Neue Betrugsmasche: Jetzt bittet selbst der Chatbot zur Kasse
Leipzig - In den letzten Wochen hat die Verbraucherzentrale vor neuen Betrugsmaschen gewarnt. Die Betrüger nutzen unter anderem Love Scamming und seit Kurzem auch KI-Sprachklone, die klingen, wie die eigenen Familienmitglieder. Weiterhin beliebt bleibt die Methode des "Phishing". In den letzten Tagen wurden mehrere Betrüger-Mails verschickt.
Aktuell gehen vermehrt Fake-E-Mails im Namen von "OpenAI" herum. Das US-amerikanische Softwareunternehmen steckt unter anderem hinter der beliebten Chatbot-KI "ChatGPT". Davor warnt jetzt auch die Verbraucherzentrale Sachsen (VBZ).

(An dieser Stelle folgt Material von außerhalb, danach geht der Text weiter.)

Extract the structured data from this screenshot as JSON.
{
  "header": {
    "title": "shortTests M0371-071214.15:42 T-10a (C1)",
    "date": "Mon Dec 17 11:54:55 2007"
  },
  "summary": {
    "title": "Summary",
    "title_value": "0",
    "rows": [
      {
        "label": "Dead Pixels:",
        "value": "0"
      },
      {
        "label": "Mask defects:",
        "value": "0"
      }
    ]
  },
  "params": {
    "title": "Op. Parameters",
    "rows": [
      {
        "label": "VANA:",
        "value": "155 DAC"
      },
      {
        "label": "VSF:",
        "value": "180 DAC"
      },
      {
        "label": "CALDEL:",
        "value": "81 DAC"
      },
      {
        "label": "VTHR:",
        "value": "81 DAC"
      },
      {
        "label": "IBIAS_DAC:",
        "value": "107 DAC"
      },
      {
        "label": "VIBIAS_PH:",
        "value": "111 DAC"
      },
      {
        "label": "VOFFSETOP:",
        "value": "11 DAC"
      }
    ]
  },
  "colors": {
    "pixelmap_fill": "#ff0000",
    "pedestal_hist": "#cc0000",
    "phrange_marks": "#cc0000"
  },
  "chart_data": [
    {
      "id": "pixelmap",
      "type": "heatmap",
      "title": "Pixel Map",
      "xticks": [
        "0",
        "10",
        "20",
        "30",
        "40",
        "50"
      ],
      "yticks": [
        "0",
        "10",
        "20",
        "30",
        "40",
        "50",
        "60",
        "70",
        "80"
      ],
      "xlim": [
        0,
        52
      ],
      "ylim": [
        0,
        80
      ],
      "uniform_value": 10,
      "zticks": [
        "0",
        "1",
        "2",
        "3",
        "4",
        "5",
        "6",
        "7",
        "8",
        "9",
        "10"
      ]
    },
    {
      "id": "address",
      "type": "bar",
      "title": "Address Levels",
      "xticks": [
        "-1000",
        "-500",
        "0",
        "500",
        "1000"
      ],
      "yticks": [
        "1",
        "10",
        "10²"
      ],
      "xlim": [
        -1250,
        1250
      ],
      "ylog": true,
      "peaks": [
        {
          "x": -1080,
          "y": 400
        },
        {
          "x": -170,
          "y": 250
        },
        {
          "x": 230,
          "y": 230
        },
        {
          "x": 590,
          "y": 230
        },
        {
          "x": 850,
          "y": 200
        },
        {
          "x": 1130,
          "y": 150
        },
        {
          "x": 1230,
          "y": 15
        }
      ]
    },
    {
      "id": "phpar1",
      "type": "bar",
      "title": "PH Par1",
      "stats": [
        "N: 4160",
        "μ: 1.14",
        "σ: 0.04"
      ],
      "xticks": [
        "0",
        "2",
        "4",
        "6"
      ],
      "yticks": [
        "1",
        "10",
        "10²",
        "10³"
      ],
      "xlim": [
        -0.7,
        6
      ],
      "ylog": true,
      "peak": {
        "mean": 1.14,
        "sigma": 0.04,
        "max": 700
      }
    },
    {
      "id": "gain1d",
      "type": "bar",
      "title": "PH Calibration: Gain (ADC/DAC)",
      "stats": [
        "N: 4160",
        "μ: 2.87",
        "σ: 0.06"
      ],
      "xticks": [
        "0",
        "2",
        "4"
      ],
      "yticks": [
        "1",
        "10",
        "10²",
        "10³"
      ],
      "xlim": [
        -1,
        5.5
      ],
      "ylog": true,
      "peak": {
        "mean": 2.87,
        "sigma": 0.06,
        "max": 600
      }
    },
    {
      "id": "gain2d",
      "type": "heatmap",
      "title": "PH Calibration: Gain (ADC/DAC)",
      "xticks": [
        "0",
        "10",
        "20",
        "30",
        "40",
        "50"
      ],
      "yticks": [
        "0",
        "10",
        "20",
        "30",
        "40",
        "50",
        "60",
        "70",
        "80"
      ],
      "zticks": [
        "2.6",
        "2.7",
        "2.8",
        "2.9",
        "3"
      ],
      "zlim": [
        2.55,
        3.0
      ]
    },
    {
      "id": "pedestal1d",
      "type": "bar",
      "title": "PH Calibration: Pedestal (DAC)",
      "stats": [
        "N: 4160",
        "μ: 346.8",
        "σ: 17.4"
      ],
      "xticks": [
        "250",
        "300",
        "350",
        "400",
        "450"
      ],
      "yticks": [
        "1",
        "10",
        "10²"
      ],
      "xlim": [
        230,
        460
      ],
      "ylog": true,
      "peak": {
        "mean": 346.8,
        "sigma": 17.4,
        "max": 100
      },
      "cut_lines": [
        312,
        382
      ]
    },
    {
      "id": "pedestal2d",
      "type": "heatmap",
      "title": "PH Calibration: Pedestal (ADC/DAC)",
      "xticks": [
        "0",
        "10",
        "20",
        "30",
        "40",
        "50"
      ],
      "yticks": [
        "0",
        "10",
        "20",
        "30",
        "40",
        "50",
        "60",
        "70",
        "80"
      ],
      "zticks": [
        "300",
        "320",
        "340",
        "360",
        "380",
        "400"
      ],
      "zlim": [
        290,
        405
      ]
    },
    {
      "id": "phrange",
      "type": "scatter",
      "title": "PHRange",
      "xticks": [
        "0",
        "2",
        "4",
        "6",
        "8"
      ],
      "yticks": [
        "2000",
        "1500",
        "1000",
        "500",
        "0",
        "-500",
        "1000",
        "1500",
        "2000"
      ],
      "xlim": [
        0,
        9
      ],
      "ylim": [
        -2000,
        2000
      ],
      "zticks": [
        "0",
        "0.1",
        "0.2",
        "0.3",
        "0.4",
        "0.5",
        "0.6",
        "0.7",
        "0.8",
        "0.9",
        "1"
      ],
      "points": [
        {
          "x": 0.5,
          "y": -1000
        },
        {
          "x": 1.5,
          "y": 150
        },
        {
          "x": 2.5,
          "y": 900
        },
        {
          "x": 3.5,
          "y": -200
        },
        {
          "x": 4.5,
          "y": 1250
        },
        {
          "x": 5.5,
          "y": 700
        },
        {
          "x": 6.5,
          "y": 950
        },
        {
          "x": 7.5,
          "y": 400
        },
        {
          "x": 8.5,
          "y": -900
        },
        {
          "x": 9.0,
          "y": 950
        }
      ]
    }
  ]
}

Immer mehr Menschen vertrauen im Alltag auf die KI und genau mit dieser Angst, spielen die Betrüger.
In E-Mails sprechen sie von angeblich fehlgeschlagenen Zahlungen und behaupten, dass kostenpflichtige Abonnements, wie "ChatGPT Plus" nicht verarbeitet werden konnten.
Die Nutzerinnen und Nutzer sollen ihre Zahlungsdaten über einen beigefügten Link aktualisieren.
So erkennt Ihr die Fake-Mails
Aber Achtung! Die Experten der VBZ weisen darauf hin, dass die Betrüger es nur auf die sensiblen Daten abgesehen haben. "OpenAI" zeigt Abrechnungsprobleme ausschließlich direkt im Nutzerkonto an.
Wer eine E-Mail erhält, die einem komisch vorkommt, sollte auf diese Warnsignale achten:
- Falscher Absender: Wenn die E-Mail nicht von einer offiziellen "OpenAI"-Domain (z.B. @openai.com) stammt
- Künstlicher Zeitdruck durch Formulierungen wie "Zahlung ausstehend", "Zugriff wird gesperrt" oder "nur 48 Stunden"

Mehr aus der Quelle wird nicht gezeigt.